A new note from Citi's Itay Michaeli says it can easily get to 16-17 million. His note is titled: 11.8 Million Reasons to Be Bullish on SAAR.
Michaeli says that despite the big surge in car sales, we're still seeing below-average fleet scrapage. There's a lot of pent-up demand.
If Someone Asked You — In 2012, U.S. auto sales rose a robust 13% to 14.4 million. The popular explanation was that an aging fleet was finally releasing pent-up demand. Subscribing to this explanation, one would think that the U.S. scrap rate must have surely gone up last year, right? Wrong. According to fresh Polk data, the U.S. apparently scrapped only 4.7% of light vehicles last year (11.8mln), down from 5.0% the prior year (5.2% avg. since ‘02). So why did auto sales rise? Because of the very improvement in vehicle density that our Sep-11 density survey originally predicted (“Do They Want to Drive?”). In other words, for the first time since 2007, the U.S. vehicle population managed to grow by 1.0%, which is more in-line with the driver population.

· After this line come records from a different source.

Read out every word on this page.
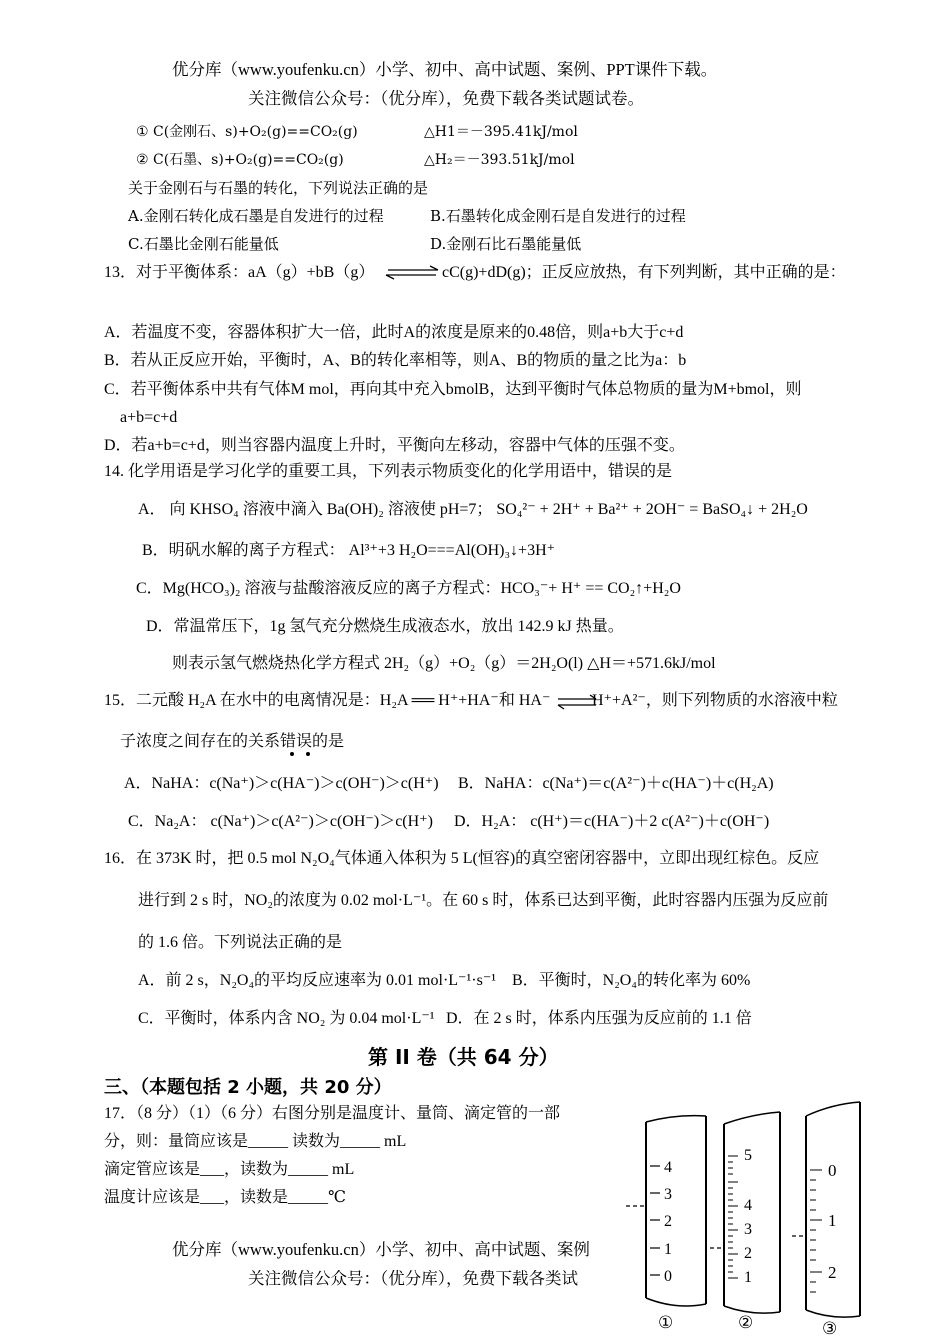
优分库（www.youfenku.cn）小学、初中、高中试题、案例、PPT课件下载。
关注微信公众号：（优分库），免费下载各类试题试卷。
① C(金刚石、s)+O₂(g)==CO₂(g)	△H1＝－395.41kJ/mol
② C(石墨、s)+O₂(g)==CO₂(g)	△H₂＝－393.51kJ/mol
关于金刚石与石墨的转化，下列说法正确的是
A.金刚石转化成石墨是自发进行的过程	B.石墨转化成金刚石是自发进行的过程
C.石墨比金刚石能量低	D.金刚石比石墨能量低
13．对于平衡体系：aA（g）+bB（g） ⇌ cC(g)+dD(g)；正反应放热，有下列判断，其中正确的是：
A．若温度不变，容器体积扩大一倍，此时A的浓度是原来的0.48倍，则a+b大于c+d
B．若从正反应开始，平衡时，A、B的转化率相等，则A、B的物质的量之比为a：b
C．若平衡体系中共有气体M mol，再向其中充入bmolB，达到平衡时气体总物质的量为M+bmol，则
a+b=c+d
D．若a+b=c+d，则当容器内温度上升时，平衡向左移动，容器中气体的压强不变。
14. 化学用语是学习化学的重要工具，下列表示物质变化的化学用语中，错误的是
A． 向 KHSO₄ 溶液中滴入 Ba(OH)₂ 溶液使 pH=7； SO₄²⁻ + 2H⁺ + Ba²⁺ + 2OH⁻ = BaSO₄↓ + 2H₂O
B．明矾水解的离子方程式： Al³⁺+3 H₂O===Al(OH)₃↓+3H⁺
C．Mg(HCO₃)₂ 溶液与盐酸溶液反应的离子方程式：HCO₃⁻+ H⁺ == CO₂↑+H₂O
D．常温常压下，1g 氢气充分燃烧生成液态水，放出 142.9 kJ 热量。
则表示氢气燃烧热化学方程式 2H₂（g）+O₂（g）＝2H₂O(l) △H＝+571.6kJ/mol
15．二元酸 H₂A 在水中的电离情况是：H₂A ══ H⁺+HA⁻和 HA⁻ ⇌
H⁺+A²⁻，则下列物质的水溶液中粒
子浓度之间存在的关系错误的是
A．NaHA：c(Na⁺)＞c(HA⁻)＞c(OH⁻)＞c(H⁺) B．NaHA：c(Na⁺)＝c(A²⁻)＋c(HA⁻)＋c(H₂A)
C．Na₂A： c(Na⁺)＞c(A²⁻)＞c(OH⁻)＞c(H⁺) D．H₂A： c(H⁺)＝c(HA⁻)＋2 c(A²⁻)＋c(OH⁻)
16．在 373K 时，把 0.5 mol N₂O₄气体通入体积为 5 L(恒容)的真空密闭容器中，立即出现红棕色。反应
进行到 2 s 时，NO₂的浓度为 0.02 mol·L⁻¹。在 60 s 时，体系已达到平衡，此时容器内压强为反应前
的 1.6 倍。下列说法正确的是
A．前 2 s，N₂O₄的平均反应速率为 0.01 mol·L⁻¹·s⁻¹ B．平衡时，N₂O₄的转化率为 60%
C．平衡时，体系内含 NO₂ 为 0.04 mol·L⁻¹ D．在 2 s 时，体系内压强为反应前的 1.1 倍
第 II 卷（共 64 分）
三、（本题包括 2 小题，共 20 分）
17．（8 分）（1）（6 分）右图分别是温度计、量筒、滴定管的一部
分，则：量筒应该是_____ 读数为_____ mL
滴定管应该是___，读数为_____ mL
温度计应该是___，读数是_____℃
4
3
2
1
0
①
5
4
3
2
1
②
0
1
2
③
优分库（www.youfenku.cn）小学、初中、高中试题、案例
关注微信公众号：（优分库），免费下载各类试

So What Does This Mean? — Vehicles continued to age last year (now 11.4yrs old) despite a “strong” SAAR, meaning that investors likely haven’t missed the pent-up demand cycle—in fact it doesn’t appear like it’s even begun. This may be very good news for the U.S. auto cycle, so long, of course, as vehicle density doesn’t spoil the party again (our survey closely tracks the 2yr density outlook, next survey due out in May). But with >251 million light vehicles on the road, returning to a mid-5% scrap (avg. 2002-08) + ~1% population growth easily gets us to a 16-17 million SAAR.